Where Your Taxes Go:
Puppets, Pheromones And Pure Lunacy

86

Back in the 1990s, the U.S. Air Force was apparently rabid to develop an aerosolized chemical
that could be sprayed on enemy forces to make then gay.

There is a fairly agonizing transformation currently unfolding in our government. Perhaps you’ve read about it. Elon Musk and his marauding band of autistic geniuses are taking a chainsaw to the federal budget. The carnage is predictably gory. For my part, I couldn’t be happier.

I pay quite a lot in taxes myself. Some folks are addicted to alcohol, opiates or sex. I was born with a tragic and irresistible addiction to hard work.

I got my driver’s license on my 15th birthday.
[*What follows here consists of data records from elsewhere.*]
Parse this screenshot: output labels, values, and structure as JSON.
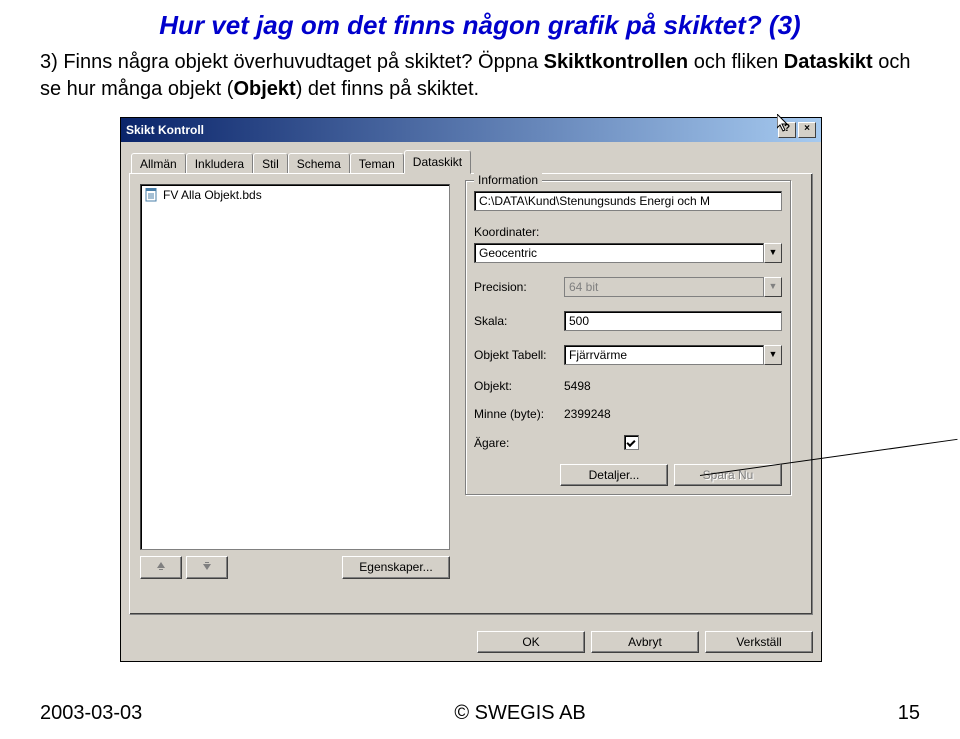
{
  "heading": "Hur vet jag om det finns någon grafik på skiktet? (3)",
  "intro_parts": {
    "p1": "3) Finns några objekt överhuvudtaget på skiktet? Öppna ",
    "b1": "Skiktkontrollen",
    "p2": " och fliken ",
    "b2": "Dataskikt",
    "p3": " och se hur många objekt (",
    "b3": "Objekt",
    "p4": ") det finns på skiktet."
  },
  "dialog": {
    "title": "Skikt Kontroll",
    "help": "?",
    "close": "×",
    "tabs": [
      "Allmän",
      "Inkludera",
      "Stil",
      "Schema",
      "Teman",
      "Dataskikt"
    ],
    "active_tab": 5,
    "list_item": "FV Alla Objekt.bds",
    "btn_properties": "Egenskaper...",
    "group_title": "Information",
    "path_value": "C:\\DATA\\Kund\\Stenungsunds Energi och M",
    "labels": {
      "koord": "Koordinater:",
      "precision": "Precision:",
      "skala": "Skala:",
      "objekttabell": "Objekt Tabell:",
      "objekt": "Objekt:",
      "minne": "Minne (byte):",
      "agare": "Ägare:"
    },
    "values": {
      "koord": "Geocentric",
      "precision": "64 bit",
      "skala": "500",
      "objekttabell": "Fjärrvärme",
      "objekt": "5498",
      "minne": "2399248"
    },
    "btn_details": "Detaljer...",
    "btn_save": "Spara Nu",
    "btn_ok": "OK",
    "btn_cancel": "Avbryt",
    "btn_apply": "Verkställ"
  },
  "footer": {
    "date": "2003-03-03",
    "copyright": "© SWEGIS AB",
    "page": "15"
  }
}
The following day, I got a job. I have been working and paying taxes pretty much every day since. The epiphany that I could convert my time into money that I could then use to buy guns and ammunition was fairly transformative for me.

As a result, I have long since come to appreciate the intrinsic value of things. My money is a quantifiable measure of my time and toil. When I am forced to pay an astronomical percentage of the fruits of my labors to the government, I’d honestly just as soon they spend that treasure on something awesome like killing terrorists. Tragically, that has not always been the case.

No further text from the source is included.